Turkmenistan-Afghanistan-Pakistan (TAP) Pipeline (also called the Trans-Afghan Pipeline)

Until around 2005, the TAP proposal was considered effectively dead, but with a fragile peace in Afghanistan established and the Taliban removed from power, the idea of a Trans-Afghan pipeline has been revived. India has officially agreed to take part in a $3.3 billion natural gas pipeline project from Turkmenistan via Afghanistan and Pakistan. The TAP pipeline would travel over 1,000 miles south from a point in Turkmenistan to Fazilka (India) on the Pakistan-India border. A feasibility study, commissioned by the Asian Development Bank, was completed in 2005. The pipeline would have a rated capacity of 1.1 bcf per year.

Under the original plans, the pipeline would run 900 miles from the Turkmen natural gas deposit at Dauletabad through Kandahar, Afghanistan, and terminate in the Pakistani city of Multan. Uzbekistan also signed a memorandum of understanding with Turkmenistan, Afghanistan, and Pakistan to participate in the Centgas pipeline project. A 460-mile stretch of the pipeline, which would have a capacity of between 706 Bcf and 1.06 Tcf, would cross Afghan territory. Approximately 12 % of the pipeline's capacity would be reserved for Afghan natural gas.

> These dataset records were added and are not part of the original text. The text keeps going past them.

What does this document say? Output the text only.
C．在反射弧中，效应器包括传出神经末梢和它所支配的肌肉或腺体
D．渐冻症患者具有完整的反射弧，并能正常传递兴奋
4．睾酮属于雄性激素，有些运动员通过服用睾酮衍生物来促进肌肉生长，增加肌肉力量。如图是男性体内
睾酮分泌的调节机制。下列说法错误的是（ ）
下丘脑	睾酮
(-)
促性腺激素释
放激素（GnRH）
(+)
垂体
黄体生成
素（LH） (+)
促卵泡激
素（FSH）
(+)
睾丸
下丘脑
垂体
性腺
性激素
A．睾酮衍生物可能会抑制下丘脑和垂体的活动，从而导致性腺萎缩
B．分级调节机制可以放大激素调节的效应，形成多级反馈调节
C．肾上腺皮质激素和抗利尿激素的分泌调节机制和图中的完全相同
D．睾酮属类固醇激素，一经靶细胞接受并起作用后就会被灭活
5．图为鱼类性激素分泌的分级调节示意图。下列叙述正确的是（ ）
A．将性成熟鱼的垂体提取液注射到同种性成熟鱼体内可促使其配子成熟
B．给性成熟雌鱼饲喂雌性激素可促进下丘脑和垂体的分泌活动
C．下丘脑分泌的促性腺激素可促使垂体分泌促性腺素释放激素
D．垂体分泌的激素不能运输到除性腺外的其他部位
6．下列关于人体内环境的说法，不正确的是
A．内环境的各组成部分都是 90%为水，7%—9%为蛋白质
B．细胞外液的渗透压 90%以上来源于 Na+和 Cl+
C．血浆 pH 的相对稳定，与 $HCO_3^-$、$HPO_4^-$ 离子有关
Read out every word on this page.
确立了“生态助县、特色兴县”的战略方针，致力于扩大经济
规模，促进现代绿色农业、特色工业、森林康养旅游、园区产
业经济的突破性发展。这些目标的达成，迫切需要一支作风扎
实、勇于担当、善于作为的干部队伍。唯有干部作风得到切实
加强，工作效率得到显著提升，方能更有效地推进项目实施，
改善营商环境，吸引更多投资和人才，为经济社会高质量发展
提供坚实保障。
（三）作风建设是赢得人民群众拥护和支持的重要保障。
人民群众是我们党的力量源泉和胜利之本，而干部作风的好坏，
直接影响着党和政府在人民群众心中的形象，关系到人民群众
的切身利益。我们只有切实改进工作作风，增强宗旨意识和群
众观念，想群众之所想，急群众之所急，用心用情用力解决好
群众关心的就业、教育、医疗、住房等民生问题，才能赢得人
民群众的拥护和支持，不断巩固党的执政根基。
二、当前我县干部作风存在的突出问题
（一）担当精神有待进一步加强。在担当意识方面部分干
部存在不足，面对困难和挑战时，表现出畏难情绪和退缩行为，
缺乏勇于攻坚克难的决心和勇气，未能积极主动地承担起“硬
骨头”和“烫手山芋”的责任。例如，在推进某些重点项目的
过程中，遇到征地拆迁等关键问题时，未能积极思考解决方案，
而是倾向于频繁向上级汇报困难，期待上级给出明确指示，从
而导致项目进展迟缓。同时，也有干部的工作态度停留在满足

Tashkent-Bishkek-Almaty Pipeline

Uzbekistan's main natural gas export pipeline has been the Tashkent-Bishkek-Almaty pipeline, which runs through northern Kyrgyzstan to southern Kazakhstan. The pipeline is the main source of natural gas for Kyrgyzstan and southern Kazakhstan. Irregular supplies from Uzbekistan, illegal tapping of the pipeline by Kyrgyzstan, and mounting debts by both Kazakhstan and Kyrgyzstan for supplies already received have led to increased tension between the three neighbors in the past. However, in 2005, Kyrgyzstan and Uzbekistan solved their dispute, and now Kyrgzgaz (the Kyrgyz natural gas company) will pay cash for the natural gas instead of electricity and water supplies. The non-cash terms of the previous agreement complicated relations between the two states, resulting in Uzbekistan cutting off natural gas supplies to Kyrgyzstan in 2004 and 2005. Kyrgyzgaz received 12.4 Bcf from Uzbekistan in 2005 on the condition that one hundred % of supplies were paid in advance.